'Seeking Justice' Review: Cage's Losing Streak Continues

'Seeking Justice' Review: Cage's Losing Streak Continues

Can anyone remember when a new Nicolas Cage movie actually inspired excitement in people?

The dude was actually awarded the title of Distinguished Decade in Film Award from the nation’s movie theater owners in 2001, honoring him for bringing in the big bucks on such crowd pleasers as “Honeymoon in Vegas,” “Con Air” and “The Rock.” Add in his Oscar for his turn as the most gruesome alcoholic in movie history in “Leaving Las Vegas,” and it’s not hard to understand that Cage used to have big, badass clout with filmmakers, film fans and film critics alike.

But in the past few years, he’s been circling the drain with one bomb after another, from “The Wicker Man” and “Season of the Witch” to “Drive Angry 3D.” (Seriously, man, how did ANY A-list actor ever manage to even have that last one cross their desks?). And marking his second movie already this year, following February’s “Ghost Rider 2: Taxman’s Revenge,” is this weekend’s cheeseball vigilante “thriller” “Seeking Justice.”

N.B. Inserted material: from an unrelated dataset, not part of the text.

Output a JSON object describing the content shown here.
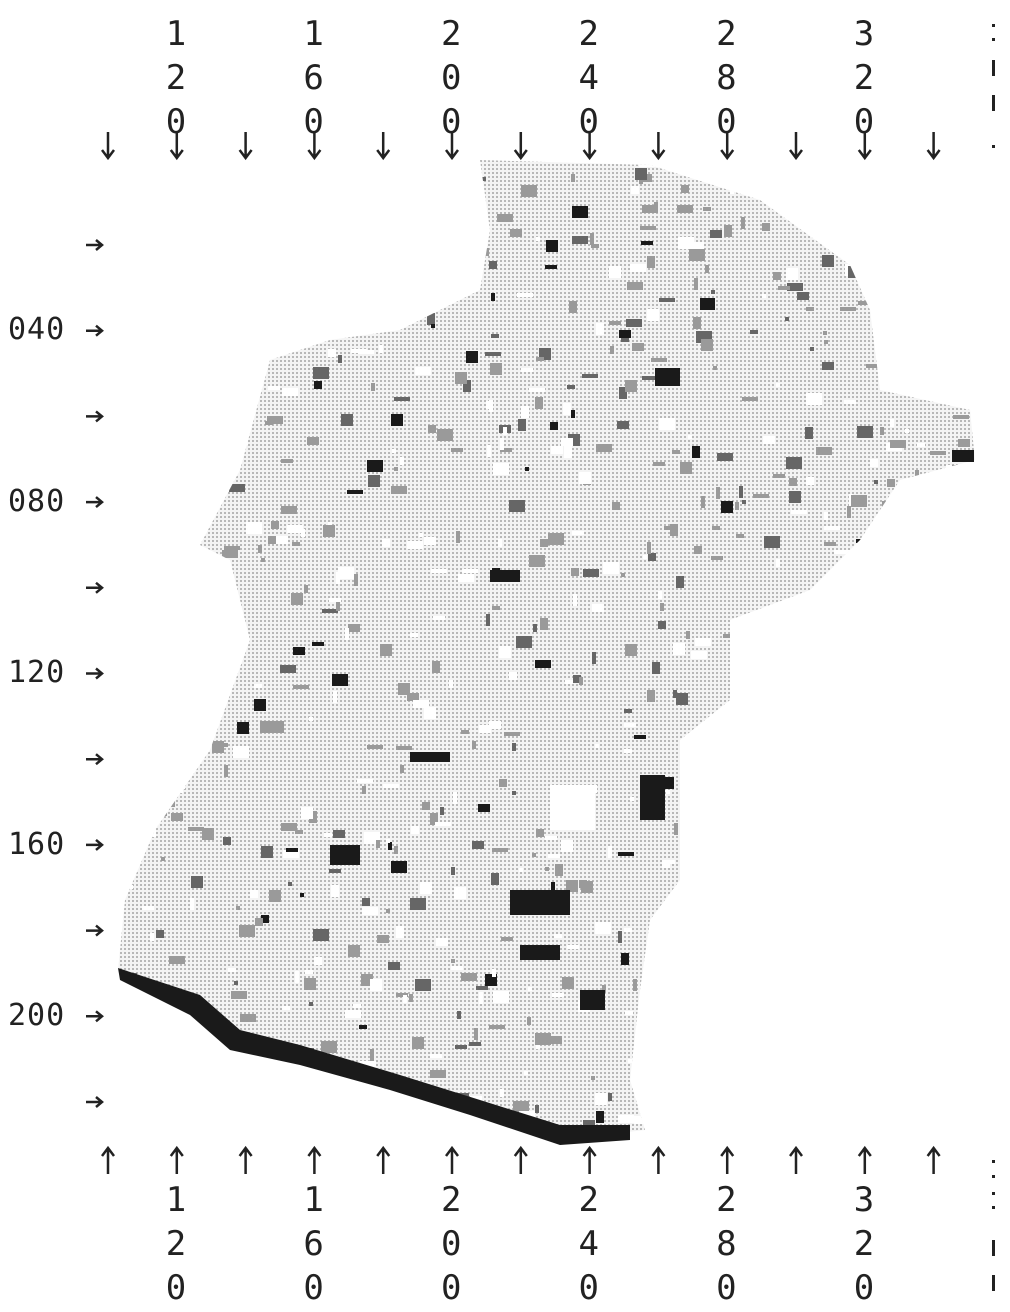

Released by tiny distributor Anchor Bay, which can’t seem to make up its mind between releasing great films like “City Island” and “Solitary Man,” or dreck like the remake of “I Spit On Your Grave,” Cage’s new opus finds him playing Will Gerard, an English teacher who teaches pacifism to his students until his wife (January Jones) is raped.

While she recovers in a hospital, a vigilante played by Guy Pearce appears and offers to kill the rapist for him, if Gerard will agree to kill an alleged pedophile and remove him from society. If he doesn’t, they say they’ll kill his wife.Gerard agrees at first, and then finds himself constantly harassed with notes and phone calls giving him threats and instructions to carry out his end of the deal.

Seriously, we’re talking some of the most convoluted and annoying directions ever used in a film, with plenty of cryptic phrases thrown in to confuse the viewer and allow Cage to utilize his patented “I’m really confused and it’s pissing me off” scowl. He gets so many instructions and threats – including the arranging of plastic magnetic alphabet letters on his fridge at home – that one couldn’t blame him if he said “screw it” and let his wife die after all.

This may sound good, if you haven’t ever seen a vigilante movie before or managed to miss Cage’s past decade of disaster. As Andy Samberg recently pointed out in a devastating impression of Cage on “SNL,” the former Oscar winner now operates in merely two modes: wild-eyed, surprised rage or seemingly stoned somnambulance.Here, Cage is in the latter mode, with puffy bags under his eyes that probably aren’t applied in the makeup trailer. Rather, he was probably up every night during filming, wondering how he could find a loophole to get out of making the rest of this.

Jones at least matches him with a dead-eyed, wooden performance that hides the fact she was wondering why AMC waited so long to finally air the new season of “Mad Men,” leaving her to take a gig like this. And Pearce heads a ridiculous bunch of goons while looking once again as if he wished he had landed Russell Crowe’s career after “LA Confidential.”

“Seeking Justice” is by-the-numbers, lazy filmmaking from its workmanlike obvious title on down through its ridiculously faulty logic and reasoning in numerous situations that cause the Cage and Jones to endanger themselves foolishly and repeatedly.

The film was shot digitally, causing it to have an antiseptic tone when its New Orleans setting and underground-justice nature call for grittiness.Director Roger Donaldson used to be a master of thrillers in the ’80s and ’90s with films like “No Way Out,” but here it appears that anyone unfortunate enough to stumble across this film will feel like they have no way out instead.